Nicolas-Pierre Bernot

Kinésithérapeute au FC Nantes, Nicolas-Pierre Bernot avait accepté de revenir début février, sur la blessure de Marcus Coco à Lille lors de la première journée de Championnat. Le travail fourni par le joueur et l’accompagnement mis en place au sein du Club durant plusieurs mois pour l’aider à revenir encore plus fort, il raconte.

Au côté du docteur Dauty, tu es rentré le premier pour aller constater la blessure de Marcus Coco sur la pelouse...

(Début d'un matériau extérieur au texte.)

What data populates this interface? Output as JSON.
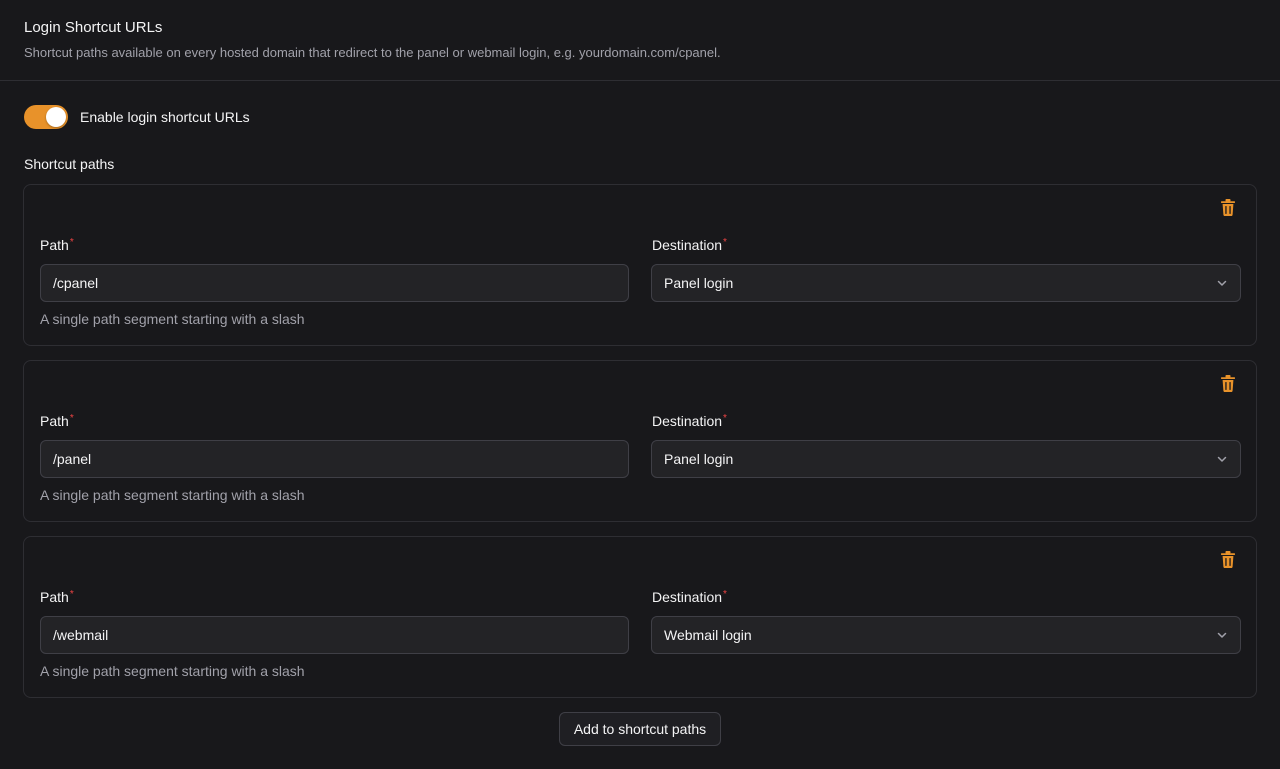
{
  "header": {
    "title": "Login Shortcut URLs",
    "description": "Shortcut paths available on every hosted domain that redirect to the panel or webmail login, e.g. yourdomain.com/cpanel."
  },
  "toggle": {
    "label": "Enable login shortcut URLs",
    "enabled": true,
    "on_color": "#e8922a"
  },
  "shortcuts": {
    "group_label": "Shortcut paths",
    "path_label": "Path",
    "destination_label": "Destination",
    "required_marker": "*",
    "hint": "A single path segment starting with a slash",
    "items": [
      {
        "path": "/cpanel",
        "destination": "Panel login"
      },
      {
        "path": "/panel",
        "destination": "Panel login"
      },
      {
        "path": "/webmail",
        "destination": "Webmail login"
      }
    ],
    "trash_icon": "trash-icon",
    "accent_color": "#e8922a"
  },
  "add_button": {
    "label": "Add to shortcut paths"
  }
}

"On voit l’action de loin et sur le moment, on ne comprend pas trop, bien qu’on ait pu apercevoir un mouvement étrange de sa part. En s’approchant de Marcus, on se rend compte de sa douleur. Le test effectué sur le terrain est très rapide et immédiatement, on était sûr à 99,9% qu’il s’agit du diagnostic livré quelques jours plus tard. Au retour dans les vestiaires, on a essayé de limiter les dommages collatéraux, tout en rassurant Marcus qui avait vite compris."

Le verdict tombe : rupture du ligament croisé antérieur du genou gauche. Quels sont les temps forts du protocole de rééducation ?

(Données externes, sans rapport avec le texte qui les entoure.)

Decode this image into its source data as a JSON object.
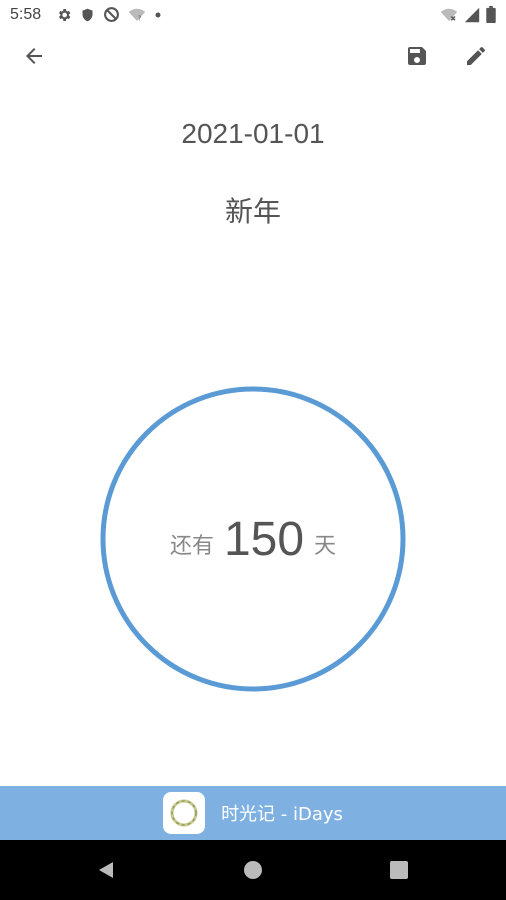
{
  "status_bar": {
    "time": "5:58",
    "icons_left": [
      "settings-icon",
      "shield-icon",
      "no-sync-icon",
      "wifi-question-icon",
      "dot-icon"
    ],
    "icons_right": [
      "wifi-off-icon",
      "signal-icon",
      "battery-icon"
    ]
  },
  "toolbar": {
    "back_icon": "arrow-back-icon",
    "save_icon": "save-icon",
    "edit_icon": "edit-pencil-icon"
  },
  "event": {
    "date": "2021-01-01",
    "title": "新年"
  },
  "countdown": {
    "prefix": "还有",
    "days": "150",
    "suffix": "天",
    "ring_color": "#5b9bd5"
  },
  "banner": {
    "app_name": "时光记 - iDays",
    "background_color": "#7eb1e2"
  },
  "nav_bar": {
    "back_icon": "nav-back-triangle-icon",
    "home_icon": "nav-home-circle-icon",
    "recents_icon": "nav-recents-square-icon"
  }
}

"Avant l’opération, il y a eu une phase d’attente d’une dizaine de jours pour que ce soit fait dans de bonnes conditions. J’étais également présent à l’opération réalisée par le Docteur Huguet, chirurgien à Nantes pour évoquer avec lui ce qu’on allait pouvoir mettre en place. À la Jonelière, on a la structure médicale nécessaire pour suivre le joueur : du premier jour après l’opération, à la réintégration dans le groupe. Suite à l’opération, on s’est concentré sur la condition physique de Marcus et faciliter la cicatrisation. Cela correspond à la phase initiale. Ensuite, il y a la phase de reprise de course avec les premiers footings, puis une phase où on intègre petit à petit des appuis, des pivots, avant l’ultime phase dans laquelle il se trouve en ce moment, jusqu’à son retour progressif dans le groupe."

Comment vit-on cette période de grande proximité quotidienne avec le joueur blessé ?

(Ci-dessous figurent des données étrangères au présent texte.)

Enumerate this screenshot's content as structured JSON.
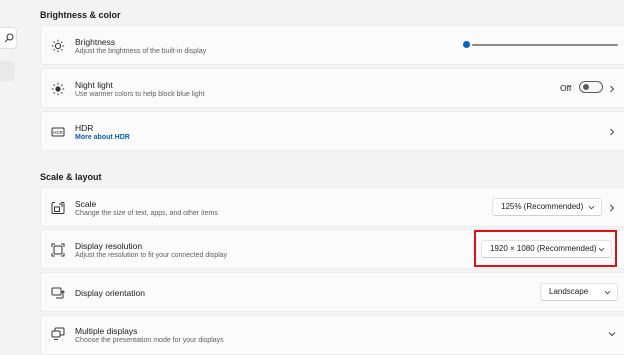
{
  "nav": {
    "search_icon": "search-icon"
  },
  "brightness_color": {
    "section_title": "Brightness & color",
    "brightness": {
      "title": "Brightness",
      "subtitle": "Adjust the brightness of the built-in display",
      "icon": "sun-icon",
      "level": 0.0
    },
    "night_light": {
      "title": "Night light",
      "subtitle": "Use warmer colors to help block blue light",
      "icon": "night-light-icon",
      "state_label": "Off",
      "enabled": false
    },
    "hdr": {
      "title": "HDR",
      "link": "More about HDR",
      "icon": "hdr-icon"
    }
  },
  "scale_layout": {
    "section_title": "Scale & layout",
    "scale": {
      "title": "Scale",
      "subtitle": "Change the size of text, apps, and other items",
      "icon": "scale-icon",
      "value": "125% (Recommended)"
    },
    "display_resolution": {
      "title": "Display resolution",
      "subtitle": "Adjust the resolution to fit your connected display",
      "icon": "resolution-icon",
      "value": "1920 × 1080 (Recommended)",
      "highlighted": true,
      "highlight_color": "#e0101a"
    },
    "display_orientation": {
      "title": "Display orientation",
      "icon": "orientation-icon",
      "value": "Landscape"
    },
    "multiple_displays": {
      "title": "Multiple displays",
      "subtitle": "Choose the presentation mode for your displays",
      "icon": "multiple-displays-icon"
    }
  },
  "colors": {
    "accent": "#0067c0",
    "link": "#0a5cb8",
    "background": "#f3f3f3",
    "card": "#fbfbfb"
  }
}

"On crée des liens très forts parce qu’on se voit tous les jours, plusieurs fois par jour. Je le vois plus que ma femme (rires). Donc automatiquement, des liens se tissent. C’est essentiel et il faut réussir à dynamiser tout ça pour ne pas que le joueur se lasse. Ici, on est une équipe de cinq à six kinés et le fait de voir de nouveaux visages, ça l’aide à garder la motivation."

Une rééducation est-elle propre à chaque joueur ?

"Il y a la blessure principale mais il peut également y avoir d’autre petits dommages collatéraux. Ensuite, il y a des techniques opératoires différentes et la même technique peut être réalisée différemment selon le chirurgien qui opère. Enfin, il y a la capacité de récupération du joueur qui lui est propre. À tout cela, il faut ajouter de nombreux phénomènes extrinsèques (hygiène de vie, récupération, ...). Aucune rééducation n’est similaire."

Comment s’est comporté Marcus Coco dans son travail ?

"Il a fait preuve d’une grande motivation. Il ne s’est jamais lassé, avec un moral d’emblée très positif. Forcément, il y a des nuances d’implication durant cette longue période mais je tiens à dire qu’il a été exemplaire dans son comportement et son travail."